Ankeny’s ordinance includes safety gear rules too. Riders need a white front light and a red rear light or reflector during nighttime riding or poor visibility. The light or reflector can be mounted on the rider or the device, as long as it meets the visibility rule.

Brakes matter as well. Bikes, e-bikes, and scooters need working brakes. A rider should test them often, mainly after rain, winter storage, or a hard curb hit.

Parking has rules too. Riders cannot leave scooters or bikes where they block sidewalks, curb ramps, ADA paths, fire hydrants, mailboxes, crosswalks, driveways, building entries, bus stops, loading zones, accessible parking areas, or public amenities.

That part is easy to overlook. A badly parked scooter can turn into a real barrier for someone using a wheelchair, walker, stroller, or cane.

Drivers have responsibilities under the ordinance

The new rules do not only target riders. Drivers have duties too.

Motorists must give at least 3 feet when passing a bicycle or electric scooter on a paved shoulder or in a bike lane. They must yield to people in crosswalks, including people walking bikes or scooters and riders already inside marked or unmarked crosswalks.

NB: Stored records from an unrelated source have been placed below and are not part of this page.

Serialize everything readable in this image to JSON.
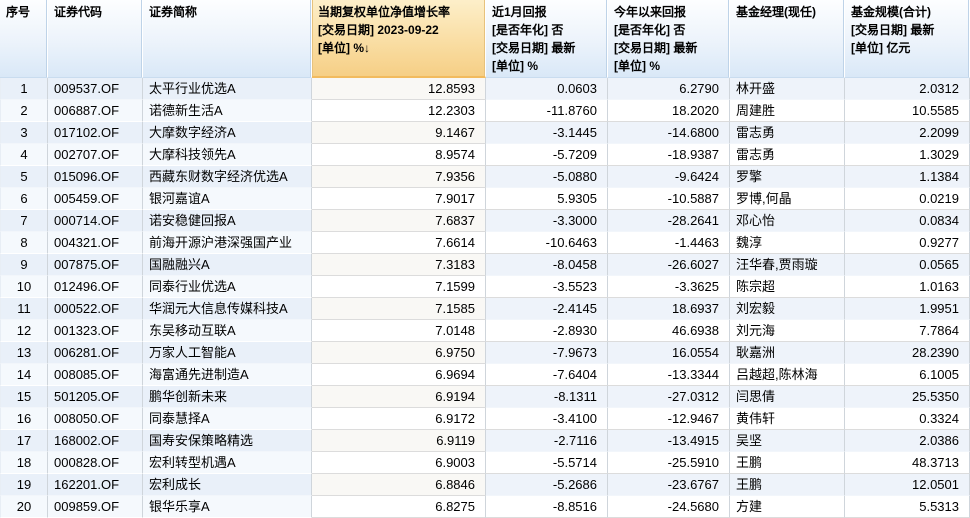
{
  "colors": {
    "header_blue_bottom": "#d9e8f7",
    "sorted_header_orange": "#f6cf86",
    "sorted_header_border": "#f2bb5e",
    "row_alt_blue": "#e9f0f9",
    "row_alt_plain": "#eef3fa",
    "grid_line": "#cfd5db",
    "text": "#000000"
  },
  "table": {
    "sort_arrow": "↓",
    "columns": [
      {
        "key": "no",
        "cls": "c-no c-blue",
        "label_lines": [
          "序号"
        ]
      },
      {
        "key": "code",
        "cls": "c-code c-blue",
        "label_lines": [
          "证券代码"
        ]
      },
      {
        "key": "name",
        "cls": "c-name c-blue",
        "label_lines": [
          "证券简称"
        ]
      },
      {
        "key": "cur",
        "cls": "c-num c-sorted",
        "sorted": true,
        "label_lines": [
          "当期复权单位净值增长率",
          "[交易日期] 2023-09-22",
          "[单位] %"
        ]
      },
      {
        "key": "m1",
        "cls": "c-num c-plain",
        "label_lines": [
          "近1月回报",
          "[是否年化] 否",
          "[交易日期] 最新",
          "[单位] %"
        ]
      },
      {
        "key": "ytd",
        "cls": "c-num c-plain",
        "label_lines": [
          "今年以来回报",
          "[是否年化] 否",
          "[交易日期] 最新",
          "[单位] %"
        ]
      },
      {
        "key": "mgr",
        "cls": "c-mgr c-plain",
        "label_lines": [
          "基金经理(现任)"
        ]
      },
      {
        "key": "scale",
        "cls": "c-num c-plain",
        "label_lines": [
          "基金规模(合计)",
          "[交易日期] 最新",
          "[单位] 亿元"
        ]
      }
    ],
    "rows": [
      {
        "no": "1",
        "code": "009537.OF",
        "name": "太平行业优选A",
        "cur": "12.8593",
        "m1": "0.0603",
        "ytd": "6.2790",
        "mgr": "林开盛",
        "scale": "2.0312"
      },
      {
        "no": "2",
        "code": "006887.OF",
        "name": "诺德新生活A",
        "cur": "12.2303",
        "m1": "-11.8760",
        "ytd": "18.2020",
        "mgr": "周建胜",
        "scale": "10.5585"
      },
      {
        "no": "3",
        "code": "017102.OF",
        "name": "大摩数字经济A",
        "cur": "9.1467",
        "m1": "-3.1445",
        "ytd": "-14.6800",
        "mgr": "雷志勇",
        "scale": "2.2099"
      },
      {
        "no": "4",
        "code": "002707.OF",
        "name": "大摩科技领先A",
        "cur": "8.9574",
        "m1": "-5.7209",
        "ytd": "-18.9387",
        "mgr": "雷志勇",
        "scale": "1.3029"
      },
      {
        "no": "5",
        "code": "015096.OF",
        "name": "西藏东财数字经济优选A",
        "cur": "7.9356",
        "m1": "-5.0880",
        "ytd": "-9.6424",
        "mgr": "罗擎",
        "scale": "1.1384"
      },
      {
        "no": "6",
        "code": "005459.OF",
        "name": "银河嘉谊A",
        "cur": "7.9017",
        "m1": "5.9305",
        "ytd": "-10.5887",
        "mgr": "罗博,何晶",
        "scale": "0.0219"
      },
      {
        "no": "7",
        "code": "000714.OF",
        "name": "诺安稳健回报A",
        "cur": "7.6837",
        "m1": "-3.3000",
        "ytd": "-28.2641",
        "mgr": "邓心怡",
        "scale": "0.0834"
      },
      {
        "no": "8",
        "code": "004321.OF",
        "name": "前海开源沪港深强国产业",
        "cur": "7.6614",
        "m1": "-10.6463",
        "ytd": "-1.4463",
        "mgr": "魏淳",
        "scale": "0.9277"
      },
      {
        "no": "9",
        "code": "007875.OF",
        "name": "国融融兴A",
        "cur": "7.3183",
        "m1": "-8.0458",
        "ytd": "-26.6027",
        "mgr": "汪华春,贾雨璇",
        "scale": "0.0565"
      },
      {
        "no": "10",
        "code": "012496.OF",
        "name": "同泰行业优选A",
        "cur": "7.1599",
        "m1": "-3.5523",
        "ytd": "-3.3625",
        "mgr": "陈宗超",
        "scale": "1.0163"
      },
      {
        "no": "11",
        "code": "000522.OF",
        "name": "华润元大信息传媒科技A",
        "cur": "7.1585",
        "m1": "-2.4145",
        "ytd": "18.6937",
        "mgr": "刘宏毅",
        "scale": "1.9951"
      },
      {
        "no": "12",
        "code": "001323.OF",
        "name": "东吴移动互联A",
        "cur": "7.0148",
        "m1": "-2.8930",
        "ytd": "46.6938",
        "mgr": "刘元海",
        "scale": "7.7864"
      },
      {
        "no": "13",
        "code": "006281.OF",
        "name": "万家人工智能A",
        "cur": "6.9750",
        "m1": "-7.9673",
        "ytd": "16.0554",
        "mgr": "耿嘉洲",
        "scale": "28.2390"
      },
      {
        "no": "14",
        "code": "008085.OF",
        "name": "海富通先进制造A",
        "cur": "6.9694",
        "m1": "-7.6404",
        "ytd": "-13.3344",
        "mgr": "吕越超,陈林海",
        "scale": "6.1005"
      },
      {
        "no": "15",
        "code": "501205.OF",
        "name": "鹏华创新未来",
        "cur": "6.9194",
        "m1": "-8.1311",
        "ytd": "-27.0312",
        "mgr": "闫思倩",
        "scale": "25.5350"
      },
      {
        "no": "16",
        "code": "008050.OF",
        "name": "同泰慧择A",
        "cur": "6.9172",
        "m1": "-3.4100",
        "ytd": "-12.9467",
        "mgr": "黄伟轩",
        "scale": "0.3324"
      },
      {
        "no": "17",
        "code": "168002.OF",
        "name": "国寿安保策略精选",
        "cur": "6.9119",
        "m1": "-2.7116",
        "ytd": "-13.4915",
        "mgr": "吴坚",
        "scale": "2.0386"
      },
      {
        "no": "18",
        "code": "000828.OF",
        "name": "宏利转型机遇A",
        "cur": "6.9003",
        "m1": "-5.5714",
        "ytd": "-25.5910",
        "mgr": "王鹏",
        "scale": "48.3713"
      },
      {
        "no": "19",
        "code": "162201.OF",
        "name": "宏利成长",
        "cur": "6.8846",
        "m1": "-5.2686",
        "ytd": "-23.6767",
        "mgr": "王鹏",
        "scale": "12.0501"
      },
      {
        "no": "20",
        "code": "009859.OF",
        "name": "银华乐享A",
        "cur": "6.8275",
        "m1": "-8.8516",
        "ytd": "-24.5680",
        "mgr": "方建",
        "scale": "5.5313"
      }
    ]
  }
}
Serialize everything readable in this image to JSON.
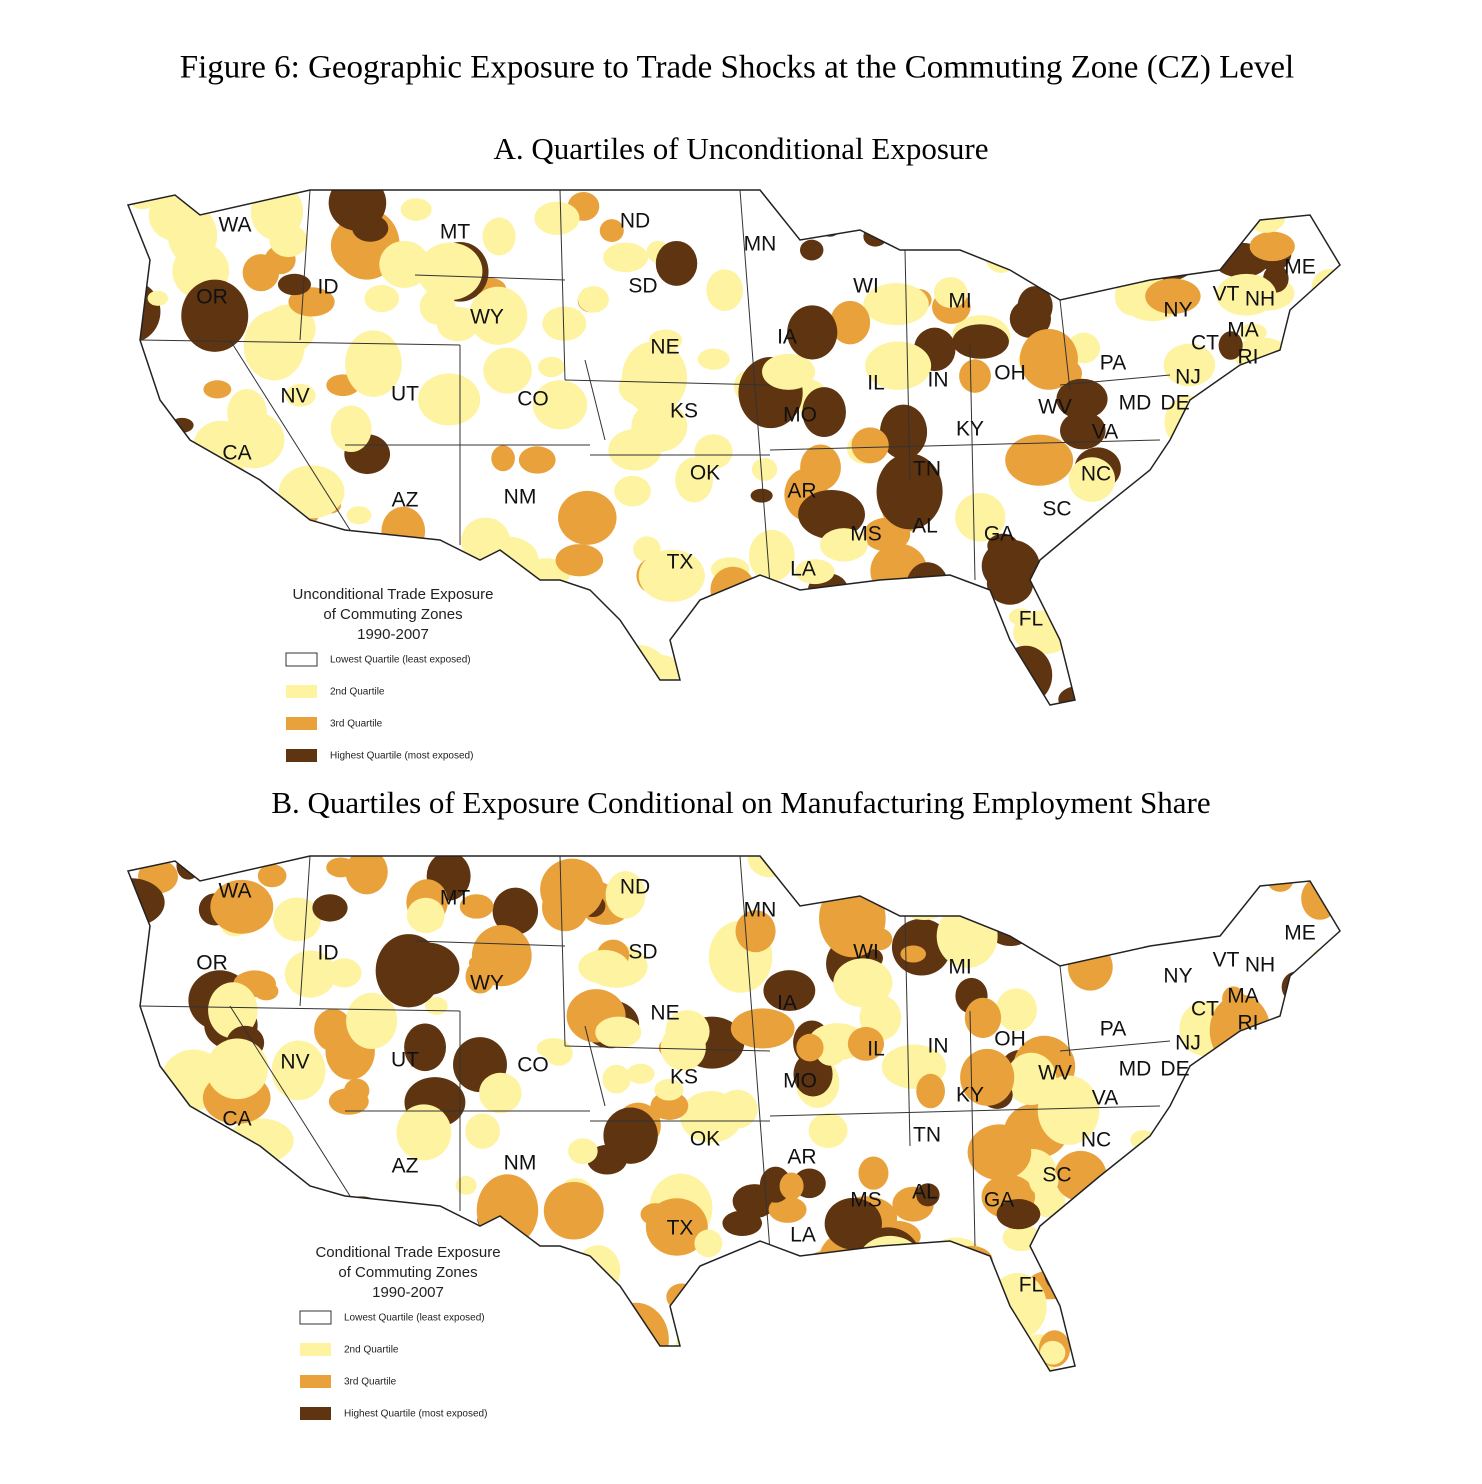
{
  "title": "Figure 6: Geographic Exposure to Trade Shocks at the Commuting Zone (CZ) Level",
  "states": [
    "WA",
    "MT",
    "ND",
    "MN",
    "OR",
    "ID",
    "SD",
    "WI",
    "MI",
    "ME",
    "WY",
    "NY",
    "VT",
    "NH",
    "IA",
    "NE",
    "MA",
    "CT",
    "RI",
    "PA",
    "NV",
    "UT",
    "CO",
    "IL",
    "IN",
    "OH",
    "NJ",
    "KS",
    "MO",
    "WV",
    "MD",
    "DE",
    "VA",
    "KY",
    "CA",
    "TN",
    "OK",
    "NC",
    "AR",
    "AZ",
    "NM",
    "SC",
    "MS",
    "AL",
    "GA",
    "TX",
    "LA",
    "FL"
  ],
  "panels": [
    {
      "title": "A. Quartiles of Unconditional Exposure",
      "legend_title": [
        "Unconditional Trade Exposure",
        "of Commuting Zones",
        "1990-2007"
      ],
      "legend": [
        {
          "label": "Lowest Quartile (least exposed)",
          "color": "#ffffff"
        },
        {
          "label": "2nd Quartile",
          "color": "#fdf3a0"
        },
        {
          "label": "3rd Quartile",
          "color": "#e9a23b"
        },
        {
          "label": "Highest Quartile (most exposed)",
          "color": "#5e3411"
        }
      ]
    },
    {
      "title": "B. Quartiles of Exposure Conditional on Manufacturing Employment Share",
      "legend_title": [
        "Conditional Trade Exposure",
        "of Commuting Zones",
        "1990-2007"
      ],
      "legend": [
        {
          "label": "Lowest Quartile (least exposed)",
          "color": "#ffffff"
        },
        {
          "label": "2nd Quartile",
          "color": "#fdf3a0"
        },
        {
          "label": "3rd Quartile",
          "color": "#e9a23b"
        },
        {
          "label": "Highest Quartile (most exposed)",
          "color": "#5e3411"
        }
      ]
    }
  ]
}
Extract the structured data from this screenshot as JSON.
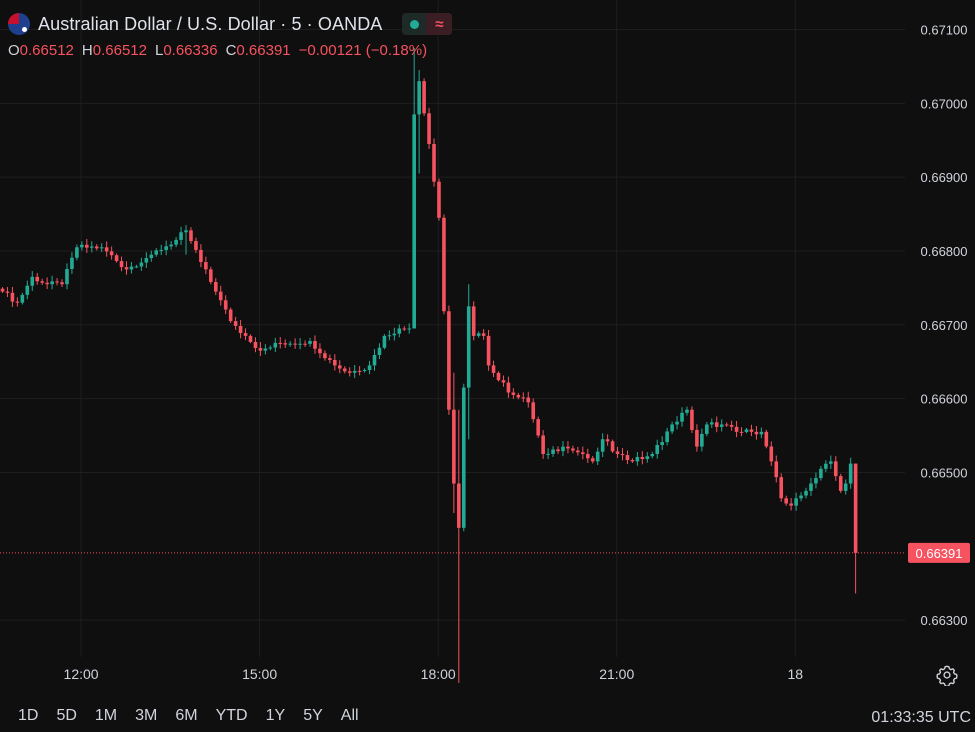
{
  "header": {
    "title": "Australian Dollar / U.S. Dollar · 5 · OANDA",
    "status_icon": "market-open-dot",
    "wave_icon": "≈"
  },
  "ohlc": {
    "o_label": "O",
    "o_value": "0.66512",
    "h_label": "H",
    "h_value": "0.66512",
    "l_label": "L",
    "l_value": "0.66336",
    "c_label": "C",
    "c_value": "0.66391",
    "change": "−0.00121 (−0.18%)"
  },
  "footer": {
    "ranges": [
      "1D",
      "5D",
      "1M",
      "3M",
      "6M",
      "YTD",
      "1Y",
      "5Y",
      "All"
    ],
    "clock": "01:33:35 UTC"
  },
  "colors": {
    "background": "#0f0f0f",
    "grid": "#1e1e1e",
    "up": "#22ab94",
    "down": "#f7525f",
    "text": "#d1d4dc"
  },
  "chart_data": {
    "type": "candlestick",
    "title": "Australian Dollar / U.S. Dollar · 5 · OANDA",
    "ylim": [
      0.6625,
      0.6714
    ],
    "y_ticks": [
      "0.67100",
      "0.67000",
      "0.66900",
      "0.66800",
      "0.66700",
      "0.66600",
      "0.66500",
      "0.66300"
    ],
    "y_tick_values": [
      0.671,
      0.67,
      0.669,
      0.668,
      0.667,
      0.666,
      0.665,
      0.663
    ],
    "x_ticks": [
      "12:00",
      "15:00",
      "18:00",
      "21:00",
      "18"
    ],
    "x_tick_index": [
      11,
      47,
      83,
      119,
      155
    ],
    "last_price": 0.66391,
    "last_price_label": "0.66391",
    "keyframes": [
      [
        0,
        0.66745
      ],
      [
        3,
        0.6673
      ],
      [
        6,
        0.66765
      ],
      [
        9,
        0.66755
      ],
      [
        12,
        0.66755
      ],
      [
        15,
        0.66805
      ],
      [
        20,
        0.66805
      ],
      [
        25,
        0.66775
      ],
      [
        30,
        0.66795
      ],
      [
        35,
        0.66815
      ],
      [
        37,
        0.66828
      ],
      [
        40,
        0.66785
      ],
      [
        43,
        0.66745
      ],
      [
        46,
        0.66705
      ],
      [
        49,
        0.66685
      ],
      [
        52,
        0.66665
      ],
      [
        56,
        0.66675
      ],
      [
        62,
        0.66678
      ],
      [
        67,
        0.66645
      ],
      [
        70,
        0.66635
      ],
      [
        74,
        0.66645
      ],
      [
        77,
        0.66685
      ],
      [
        80,
        0.66695
      ],
      [
        82,
        0.66695
      ],
      [
        83,
        0.66985
      ],
      [
        84,
        0.6703
      ],
      [
        86,
        0.66945
      ],
      [
        88,
        0.66845
      ],
      [
        90,
        0.66585
      ],
      [
        91,
        0.66485
      ],
      [
        92,
        0.66425
      ],
      [
        93,
        0.66615
      ],
      [
        94,
        0.66725
      ],
      [
        95,
        0.66685
      ],
      [
        97,
        0.66685
      ],
      [
        98,
        0.66645
      ],
      [
        100,
        0.66625
      ],
      [
        103,
        0.66605
      ],
      [
        106,
        0.66595
      ],
      [
        109,
        0.66525
      ],
      [
        113,
        0.66535
      ],
      [
        117,
        0.66525
      ],
      [
        119,
        0.66515
      ],
      [
        121,
        0.66545
      ],
      [
        124,
        0.66525
      ],
      [
        127,
        0.66515
      ],
      [
        131,
        0.66525
      ],
      [
        135,
        0.66565
      ],
      [
        138,
        0.66585
      ],
      [
        140,
        0.66535
      ],
      [
        142,
        0.66565
      ],
      [
        145,
        0.66565
      ],
      [
        148,
        0.66555
      ],
      [
        151,
        0.66555
      ],
      [
        153,
        0.66555
      ],
      [
        155,
        0.66515
      ],
      [
        157,
        0.66465
      ],
      [
        159,
        0.66455
      ],
      [
        162,
        0.66475
      ],
      [
        165,
        0.66505
      ],
      [
        167,
        0.66515
      ],
      [
        169,
        0.66475
      ],
      [
        170,
        0.66485
      ],
      [
        171,
        0.66512
      ],
      [
        172,
        0.66391
      ]
    ],
    "spikes": [
      {
        "index": 83,
        "high": 0.67075,
        "low": 0.66695
      },
      {
        "index": 84,
        "high": 0.67045,
        "low": 0.66905
      },
      {
        "index": 91,
        "high": 0.66635,
        "low": 0.66445
      },
      {
        "index": 92,
        "high": 0.66585,
        "low": 0.66215
      },
      {
        "index": 94,
        "high": 0.66755,
        "low": 0.66545
      },
      {
        "index": 37,
        "high": 0.66835,
        "low": 0.66795
      },
      {
        "index": 172,
        "high": 0.66512,
        "low": 0.66336
      }
    ]
  }
}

Drivers cannot park in bike lanes, bicycle paths, or multi-use trails. They also cannot steer unreasonably close to pedestrians, cyclists, or scooter riders.

That part matters for safety. E-bike and scooter riders need to follow the rules, but drivers still control the heaviest vehicles on the road.

What Ankeny riders should do now

Start by identifying your device. Is it a low-speed e-bike, an electric scooter, a motorized bicycle, an e-moto, or an electric motorcycle? The answer decides where you can ride.

Next, check your route. Streets, bike lanes, trails, sidewalks, parks, and business districts do not all have the same rules. A legal route through a neighborhood can become a dismount zone near a busy shopping area.

Then, slow down in shared spaces. Use 20 mph as the maximum where no lower limit appears, but treat it as a ceiling, not a target. Most trail and sidewalk conflicts happen when riders move too fast near people.

Ankeny’s new ordinance does not remove e-bikes and e-scooters from public spaces. It draws cleaner lines. Lower-speed riders still have access to many parts of the city. Faster e-motos now belong on streets, with the right motor vehicle paperwork.

For residents, that makes the rule easier to follow. Ride the right device in the right place, keep your speed under control, and leave space for everyone else.